How do we keep our persecuted family going to Jesus? Through projects like radio broadcasts that spread life-giving words behind the closed borders of North Korea. Through  the trauma care centers in Africa that facilitate inner healing after deeply painful experiences. Through the presence of local church leaders who serve in secret, faithfully encouraging brothers and sisters who risk everything to follow Jesus. And, most of all, through your prayers and advocacy that fuel their resilient faith through difficult days.

Connection must remain the common thread in every effort to serve the persecuted church, because faith withers in isolation. We need each other to speak words of life, healing and hope when suffering closes in. We need to bear each other’s burdens without fearing bad news. And we need to run toward closed doors when others are turned away so we can witness what God does in dark places.

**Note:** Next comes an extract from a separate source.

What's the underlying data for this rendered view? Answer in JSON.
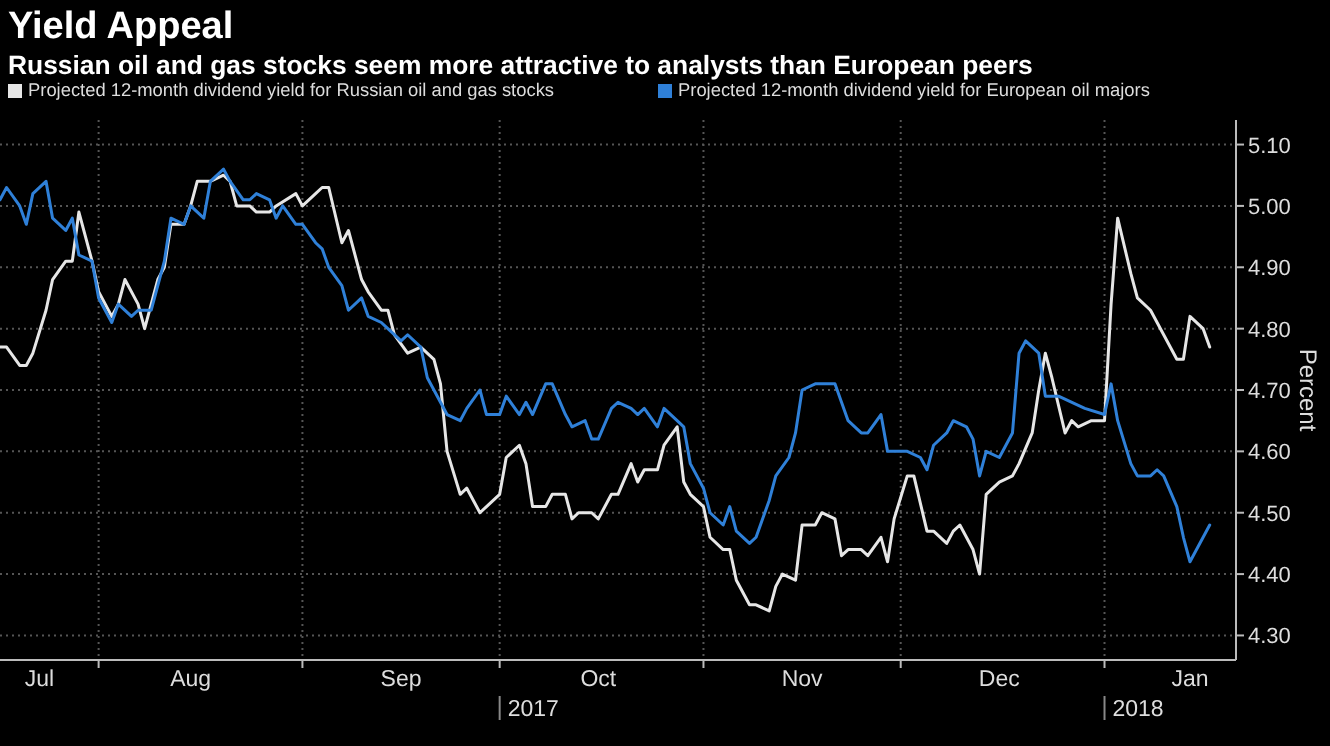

Self-portraits painted by Faith and Damaris David as part of trauma counseling in Nigeria

Self-portraits painted by Faith and Damaris David as part of trauma counseling in Nigeria

His work reminds us, over and over again, that the tides can turn, the circumstances can change, that there are greater joys in the days ahead.

It’s far too easy to keep the stories of suffering replaying in our minds, so we have to keep turning up the volume on the good things that God is doing.

We must remember how miraculously He has opened unprecedented global access to Scripture, so more people than ever can read or listen to their own copy of the Bible. We must recall how millions of people have come to Jesus through online, underground networks. And we must repeat the stories of how He’s met each of us in hardship, drawing us closer to Jesus through opposition and oppression.

Those of us who enjoy religious freedom must not forget how God works all things, together, for good. Because if our persecuted brothers and sisters forget what God is doing—we will remind them.